Kanbari is the Taiyounese god of toilets. He is a major god in the Taiyounese religion. Reciting "Kanbari Nyudo hototogisu" a few hundred times into your toilet bowl on New Year's Eve will bless you with a worry-free toilet. Toilets' function in Taiyounese society (populated exclusively by skeletons) was largely a mystery to outsiders, until several interviews between anthropologists and skeletons revealed that the latter see toilets as a portal to Hell, whose recesses birth a variety of imps, demons, and gobbers.

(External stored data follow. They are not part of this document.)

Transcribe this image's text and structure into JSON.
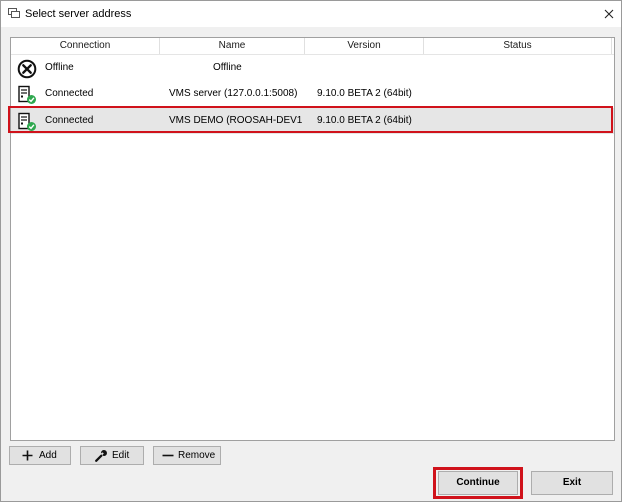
{
  "window": {
    "title": "Select server address"
  },
  "table": {
    "columns": [
      "Connection",
      "Name",
      "Version",
      "Status"
    ],
    "rows": [
      {
        "connection": "Offline",
        "name": "Offline",
        "version": "",
        "status": "",
        "icon": "offline-x-icon"
      },
      {
        "connection": "Connected",
        "name": "VMS server (127.0.0.1:5008)",
        "version": "9.10.0 BETA 2 (64bit)",
        "status": "",
        "icon": "server-connected-icon"
      },
      {
        "connection": "Connected",
        "name": "VMS DEMO (ROOSAH-DEV1",
        "version": "9.10.0 BETA 2 (64bit)",
        "status": "",
        "icon": "server-connected-icon",
        "selected": true
      }
    ]
  },
  "buttons": {
    "add": "Add",
    "edit": "Edit",
    "remove": "Remove",
    "continue": "Continue",
    "exit": "Exit"
  },
  "colors": {
    "highlight": "#d0121b",
    "check_green": "#2fa84f"
  }
}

Toilets are also constructed dangerously, and are a point of vulnerability to skeletons. Many times in history has a famous general fallen in battle while on a toilet break. A number of these generals were simply in the fetal position when a spy (ninja in Taiyounese) spotted the unlucky plumparooni and shoved him down the toilet. Kanbari is thus praised, or feared among the masses, because of the toilet's Evil Potential. Kanbari is commonly depicted as a giant swollen foot adorned with a vexed face, and is often seen admonishing skeletons for not washing their hands after leaving the bathroom. It is almost certain this is a daily occurrence in Taiyounese society. Shaking a skeleton's hand is thusly not recommended.

Kanbari and Claude Stompcock are rumored to be related, but Kanbari vehemently denies this and complains that Stompcock never washes his sole after using the bathroom.